Me guardé el flyer en un bolsillo y me dirigí a la salida. En la puerta me crucé con Jan y Flavia, que acababan de entrar.

—¡Hey, Joel! ¿Se te quema la comida o qué? —preguntó Jan bromeando por mi urgencia.

—Si no tiene ni idea de cocinar, ¿qué dices? —preguntó Flavia descolocada. No tenía una gran habilidad para pillar los dobles sentidos. Por eso tardaba en llegar; aunque al final siempre llegaba—. Ah… Vale, que es por las prisas.

No me detuve a responder. Solo sonreí y salí corriendo de ahí.

—¡Os veo, chicos! —me despedí.

—¿Qué le pasa? —insistió Jan.

—Los cerebros creativos, que sufren de incontinencia —dijo Silvestre meneando la cabeza.

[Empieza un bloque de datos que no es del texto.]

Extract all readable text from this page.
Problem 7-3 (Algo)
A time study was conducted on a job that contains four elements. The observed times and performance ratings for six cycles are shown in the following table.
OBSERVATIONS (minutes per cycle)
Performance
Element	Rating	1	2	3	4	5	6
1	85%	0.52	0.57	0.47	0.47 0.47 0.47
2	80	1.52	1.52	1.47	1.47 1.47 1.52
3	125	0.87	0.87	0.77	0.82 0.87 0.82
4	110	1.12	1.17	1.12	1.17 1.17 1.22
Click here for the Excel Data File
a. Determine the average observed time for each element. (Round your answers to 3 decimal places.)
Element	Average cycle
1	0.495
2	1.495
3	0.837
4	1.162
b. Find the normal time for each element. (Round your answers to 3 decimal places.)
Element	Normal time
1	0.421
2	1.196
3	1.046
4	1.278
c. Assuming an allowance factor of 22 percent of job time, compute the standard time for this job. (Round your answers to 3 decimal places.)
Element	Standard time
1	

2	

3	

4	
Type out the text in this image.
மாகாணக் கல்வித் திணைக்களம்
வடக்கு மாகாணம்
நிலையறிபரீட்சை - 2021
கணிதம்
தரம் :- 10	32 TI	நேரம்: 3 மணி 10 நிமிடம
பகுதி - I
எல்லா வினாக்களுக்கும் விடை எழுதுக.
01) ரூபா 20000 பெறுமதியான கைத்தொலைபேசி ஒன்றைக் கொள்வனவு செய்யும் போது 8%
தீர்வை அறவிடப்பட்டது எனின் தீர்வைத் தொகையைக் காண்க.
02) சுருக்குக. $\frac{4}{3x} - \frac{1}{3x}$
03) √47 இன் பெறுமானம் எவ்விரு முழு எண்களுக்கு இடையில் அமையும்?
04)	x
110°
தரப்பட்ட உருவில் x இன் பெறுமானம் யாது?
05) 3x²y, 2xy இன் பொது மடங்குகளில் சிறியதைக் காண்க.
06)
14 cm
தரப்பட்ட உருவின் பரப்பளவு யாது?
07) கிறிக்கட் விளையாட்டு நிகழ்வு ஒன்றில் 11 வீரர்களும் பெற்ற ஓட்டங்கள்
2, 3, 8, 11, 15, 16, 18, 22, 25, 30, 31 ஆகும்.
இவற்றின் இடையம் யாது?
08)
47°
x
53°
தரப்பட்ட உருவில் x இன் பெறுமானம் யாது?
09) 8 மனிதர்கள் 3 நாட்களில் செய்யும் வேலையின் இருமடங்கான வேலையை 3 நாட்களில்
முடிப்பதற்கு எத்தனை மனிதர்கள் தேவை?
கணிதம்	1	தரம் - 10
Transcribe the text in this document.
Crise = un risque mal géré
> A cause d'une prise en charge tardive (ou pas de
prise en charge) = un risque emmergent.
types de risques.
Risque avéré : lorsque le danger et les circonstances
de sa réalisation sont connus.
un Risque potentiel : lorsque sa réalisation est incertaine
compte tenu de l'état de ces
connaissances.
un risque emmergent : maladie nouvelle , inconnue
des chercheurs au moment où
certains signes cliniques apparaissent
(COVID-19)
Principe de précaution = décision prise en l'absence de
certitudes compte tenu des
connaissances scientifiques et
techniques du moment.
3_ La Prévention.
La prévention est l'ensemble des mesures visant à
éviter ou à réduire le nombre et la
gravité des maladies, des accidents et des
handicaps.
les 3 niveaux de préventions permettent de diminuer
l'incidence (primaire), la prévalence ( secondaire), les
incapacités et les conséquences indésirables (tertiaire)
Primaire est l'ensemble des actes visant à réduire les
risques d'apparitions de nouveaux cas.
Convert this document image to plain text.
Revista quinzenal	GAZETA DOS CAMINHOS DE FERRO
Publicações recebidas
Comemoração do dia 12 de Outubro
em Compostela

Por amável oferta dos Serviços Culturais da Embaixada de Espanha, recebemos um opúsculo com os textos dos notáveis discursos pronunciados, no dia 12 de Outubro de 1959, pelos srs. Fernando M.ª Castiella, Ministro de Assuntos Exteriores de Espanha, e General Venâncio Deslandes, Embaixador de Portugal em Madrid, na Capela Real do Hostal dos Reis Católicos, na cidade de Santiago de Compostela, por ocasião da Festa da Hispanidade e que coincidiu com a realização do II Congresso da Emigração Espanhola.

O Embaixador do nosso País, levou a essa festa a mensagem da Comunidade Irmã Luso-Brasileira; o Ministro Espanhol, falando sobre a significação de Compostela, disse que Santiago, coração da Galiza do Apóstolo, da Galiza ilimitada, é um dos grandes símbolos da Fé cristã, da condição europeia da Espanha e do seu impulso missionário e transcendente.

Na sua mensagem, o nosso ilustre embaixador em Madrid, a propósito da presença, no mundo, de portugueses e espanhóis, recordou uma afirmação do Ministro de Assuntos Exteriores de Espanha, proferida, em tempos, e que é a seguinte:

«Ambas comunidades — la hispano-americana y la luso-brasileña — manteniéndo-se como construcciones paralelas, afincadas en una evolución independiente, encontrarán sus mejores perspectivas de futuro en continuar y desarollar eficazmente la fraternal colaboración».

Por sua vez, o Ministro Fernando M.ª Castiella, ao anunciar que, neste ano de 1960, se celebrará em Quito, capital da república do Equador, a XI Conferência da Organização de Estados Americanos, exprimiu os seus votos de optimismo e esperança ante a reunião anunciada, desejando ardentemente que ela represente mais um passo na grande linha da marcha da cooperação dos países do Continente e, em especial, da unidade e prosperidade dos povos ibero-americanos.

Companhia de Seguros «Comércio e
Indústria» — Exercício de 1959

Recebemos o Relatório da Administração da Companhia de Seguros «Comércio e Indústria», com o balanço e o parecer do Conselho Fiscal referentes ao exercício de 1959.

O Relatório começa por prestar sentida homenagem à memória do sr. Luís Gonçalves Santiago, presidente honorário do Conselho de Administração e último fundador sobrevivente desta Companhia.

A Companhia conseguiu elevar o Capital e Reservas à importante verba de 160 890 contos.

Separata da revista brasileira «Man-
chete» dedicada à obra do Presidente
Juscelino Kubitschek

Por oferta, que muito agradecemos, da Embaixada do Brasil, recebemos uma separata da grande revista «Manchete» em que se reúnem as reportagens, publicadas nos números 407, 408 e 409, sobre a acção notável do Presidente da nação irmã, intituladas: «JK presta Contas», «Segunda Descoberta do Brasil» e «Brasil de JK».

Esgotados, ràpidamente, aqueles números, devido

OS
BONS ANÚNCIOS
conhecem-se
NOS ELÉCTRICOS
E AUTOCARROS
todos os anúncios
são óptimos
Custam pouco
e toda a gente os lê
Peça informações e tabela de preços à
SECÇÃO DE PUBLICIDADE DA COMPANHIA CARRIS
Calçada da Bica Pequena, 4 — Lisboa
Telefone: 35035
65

—O de maldad —resumió Connor con una sonrisa.

—¿Cómo, va a hacer algo malo? Pero si Joel es un trozo de pan —Flavia miró a Connor asustada. Los otros tres, incluido su novio, Jan, la miraron expectantes. Sabían que en dos segundos iba a aterrizar en el planeta de los humanos—. Ah… Sí, ya. Que va a hacer uno de sus vídeos.

—Bravo —sentenció Connor camino a la estantería de cine filipino.